Recensione: Gianfrancesco Turano, Salutiamo, amico

Gianfrancesco Turano
SALUTIAMO, AMICO
Edizioni Giunti, pp. 414, € 19

all’illustrissimo dott.
Turano Gianfrancesco

Io le volevo scrivere, caro dottore, per ringraziarla molto del bel libro che lei ha scritto e io ho letto. È un libro, questo libro, che si legge con una certa facilità, da non confondere con faciloneria (ah ah ah), perché parla della storia del nostro paese, l’Italia, attraverso la storia di una piccola provincia, Reggio Calabria, che nel 1970 ebbe sul suo territorio dei moti quasi rivoluzionari, ma che non lo erano veramente, come lei spiega benissimo con la lenta ma ferma presa di coscienza dei due protagonisti principali, Nunzio e Luciano, amici incrollabili, che si scambiano un sacco di lettere per tutta la durata del romanzo, lettere scritte in un misto di italiano e dialetto di quei posti, che io che sono di Bergamo faccio una certa fatica a capire, ma che fa un po’ l’effetto del dialetto del compianto Camilleri, spero le faccia piacere il paragone, che lo leggi anche se non lo capisci fino in fondo. Basta.
La rivoluzione di Reggio non fu vera rivoluzione, perché a manovrarla c’erano gli ‘ndranghetisti, che è una parola strana che oggi dicono in tanti ma che allora quasi nessuno, anche perché c’era mezzo di finire sparato dagli ‘ndranghetisti che lo erano anche se nessuno glielo diceva, e insieme a loro c’era l’estrema destra, ovvero i fascisti, tipo Junio Borghese, che era un ex ufficiale della X Mas, una banda di delinquenti che prima della resa della Germania compirono atti di innominabile crudeltà sulla popolazione italiana e sui partigiani che volevano il ritorno della democrazia, e uno si chiede come fosse possibile che un simile personaggio fosse ancora a piede libero, uno magari pensa, ingenuamente, che i cattivi vanno a finire in prigione o che il Mossad li ammazza tutti, e invece no, a Reggio negli anni ’70 c’era pieno di fascisti e infatti il PCI si dissociò subito da questi moti quasi rivoluzionari, individuandone la natura fascista, mentre l’estrema sinistra, quel genio di Sofri con Lotta Continua, disse che quello poteva essere l’inizio della rivoluzione. Basta.
Il suo libro però è bello, dottore, perché mette insieme la storia, che può essere una palla, alla vicenda personale dei due personaggi di cui sopra, due ragazzi in effetti, ma figli di famiglie così compromesse, sia affettivamente – lo vedrà chi leggerà che casino vero – sia politicamente – vicinanza ai servizi segreti e alla ‘ndrangheta anche se non c’era il nome – che c’è da meravigliarsi avessero una affettività così vera, tra loro e nella valutazione di quanto succedeva.
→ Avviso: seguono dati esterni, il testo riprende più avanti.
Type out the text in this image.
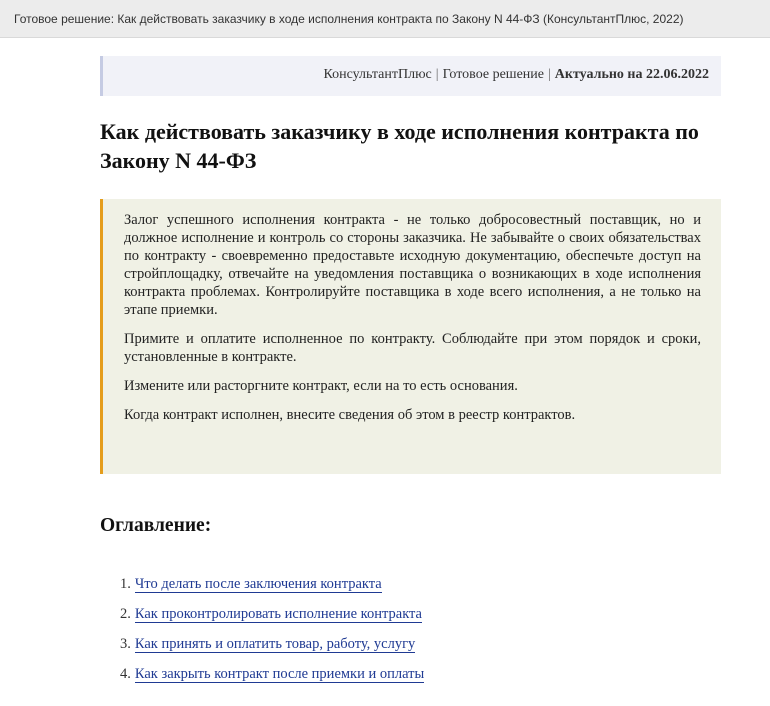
Готовое решение: Как действовать заказчику в ходе исполнения контракта по Закону N 44-ФЗ (КонсультантПлюс, 2022)
КонсультантПлюс | Готовое решение | Актуально на 22.06.2022
Как действовать заказчику в ходе исполнения контракта по Закону N 44-ФЗ

Залог успешного исполнения контракта - не только добросовестный поставщик, но и должное исполнение и контроль со стороны заказчика. Не забывайте о своих обязательствах по контракту - своевременно предоставьте исходную документацию, обеспечьте доступ на стройплощадку, отвечайте на уведомления поставщика о возникающих в ходе исполнения контракта проблемах. Контролируйте поставщика в ходе всего исполнения, а не только на этапе приемки.

Примите и оплатите исполненное по контракту. Соблюдайте при этом порядок и сроки, установленные в контракте.

Измените или расторгните контракт, если на то есть основания.

Когда контракт исполнен, внесите сведения об этом в реестр контрактов.

Оглавление:
1. Что делать после заключения контракта
2. Как проконтролировать исполнение контракта
3. Как принять и оплатить товар, работу, услугу
4. Как закрыть контракт после приемки и оплаты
E le loro reazioni, tra i vari adulti che cercano, meschinamente per lo più, di farsi strada verso il potere ed il denaro, sono la molla che ti spinge, tu che leggi che poi sarei io che l’ho letto, a finirlo in un amen, senza fatica e con molto divertimento. Chiudo questa lettera di ringraziamento non con il titolo del suo bel libro, salutiamo amico, perché è un modo di dire che in calabrese suona un po’ lugubre, ma con un più sentito “grazie compagno”, che è un modo di dire che trascende la Lombardia e il periodo storico, ed è molto più benaugurale e speranzoso del titolo del suo libro, che però non si poteva intitolare “grazie compagno” perché non c’entra niente.